PC Truscott thanked her in his slow and stolid way. He would “let them in London know.” She should be let know if anything came of it. No surprise was shown, though Elspeth felt great haste was shown in hurrying them off the premises. She thought but didn’t say to Maud that the moment they were out of sight, Truscott would be sharing all this information with his fascinated wife. How long before the whole village knew?
S
INCE FIRST
she came to Dartcombe, Maud’s had been a sheltered life. She had never realised this herself. The painful incidents in it, Mrs. Imber’s rebuffs, Bertie’s visit, Rosemary’s and Sybil’s visits, stayed with her, festering. There they would be for ever. They were high spots in her existence, if high spots can be bad and troubling. But this interview with PC Truscott overwhelmed everything. It seemed to her that she had been obliged to tell him things no one should ever know and which would ruin for ever her reputation and her life in the little society she had made for herself.
Weeping bitterly when they were home again, she sobbed to Elspeth that she couldn’t be alone here in Bury Row with these terrible revelations—as she put it—hanging over her.

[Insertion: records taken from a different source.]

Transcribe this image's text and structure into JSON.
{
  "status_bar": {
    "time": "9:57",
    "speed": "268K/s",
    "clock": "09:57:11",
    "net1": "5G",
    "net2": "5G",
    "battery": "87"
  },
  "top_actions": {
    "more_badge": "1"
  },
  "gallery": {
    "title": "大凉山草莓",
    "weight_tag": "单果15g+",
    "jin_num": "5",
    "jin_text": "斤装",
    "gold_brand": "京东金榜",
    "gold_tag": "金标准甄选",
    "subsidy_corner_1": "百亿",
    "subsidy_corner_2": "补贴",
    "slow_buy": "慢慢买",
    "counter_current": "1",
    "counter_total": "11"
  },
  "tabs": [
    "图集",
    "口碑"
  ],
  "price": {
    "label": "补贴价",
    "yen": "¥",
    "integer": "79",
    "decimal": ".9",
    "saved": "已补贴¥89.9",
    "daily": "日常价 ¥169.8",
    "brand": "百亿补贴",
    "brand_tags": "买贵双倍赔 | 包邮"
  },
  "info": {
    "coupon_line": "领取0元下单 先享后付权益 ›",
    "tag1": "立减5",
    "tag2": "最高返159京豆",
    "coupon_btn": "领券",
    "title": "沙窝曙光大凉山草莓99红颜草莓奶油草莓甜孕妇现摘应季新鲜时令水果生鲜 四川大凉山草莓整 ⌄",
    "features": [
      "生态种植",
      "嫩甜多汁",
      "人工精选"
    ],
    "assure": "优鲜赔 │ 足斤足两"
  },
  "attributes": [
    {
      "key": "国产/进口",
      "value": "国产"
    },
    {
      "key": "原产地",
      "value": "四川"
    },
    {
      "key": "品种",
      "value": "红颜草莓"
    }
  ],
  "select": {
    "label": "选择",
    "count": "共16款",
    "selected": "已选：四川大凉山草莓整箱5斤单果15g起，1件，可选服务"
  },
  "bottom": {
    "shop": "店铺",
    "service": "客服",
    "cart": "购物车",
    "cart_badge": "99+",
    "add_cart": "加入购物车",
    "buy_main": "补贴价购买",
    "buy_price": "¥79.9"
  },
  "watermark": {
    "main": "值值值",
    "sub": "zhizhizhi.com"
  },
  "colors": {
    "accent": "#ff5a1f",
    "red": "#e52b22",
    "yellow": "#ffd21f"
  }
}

Elspeth’s promise that things would be better once Maud had confessed to the policeman couldn’t have been further from the truth. She felt worse now than she had when she’d found out she was pregnant with Hope. This was the worst day of her life, and she blamed John for it.
The hesitation was momentary. “I’ll stay. Of course I will. You’ll have to lend me a nightgown and a toothbrush.”
Maud threw her arms around Elspeth’s neck. Then, a changed woman, her tears dried, Maud went away to cook something for supper. When John went away all those weeks ago, he had taken his toothbrush with him, so Maud gave Elspeth hers, first carefully
boiling it in a pan of water. She offered to give Elspeth her bed, but this was refused in favour of the green velvet sofa in front of the dying fire. Hope was so enthralled by Elspeth, her long, red hair, which the little girl was allowed to plait, her cape and the contents of her handbag, combined comb and brush, a lipstick called Tangee, which looked transparent in its case but turned red on the lips, photographs of their new guest’s mother and Elspeth’s brother and sister. For the first time, Hope forgot John and failed to ask when Daddy was coming back.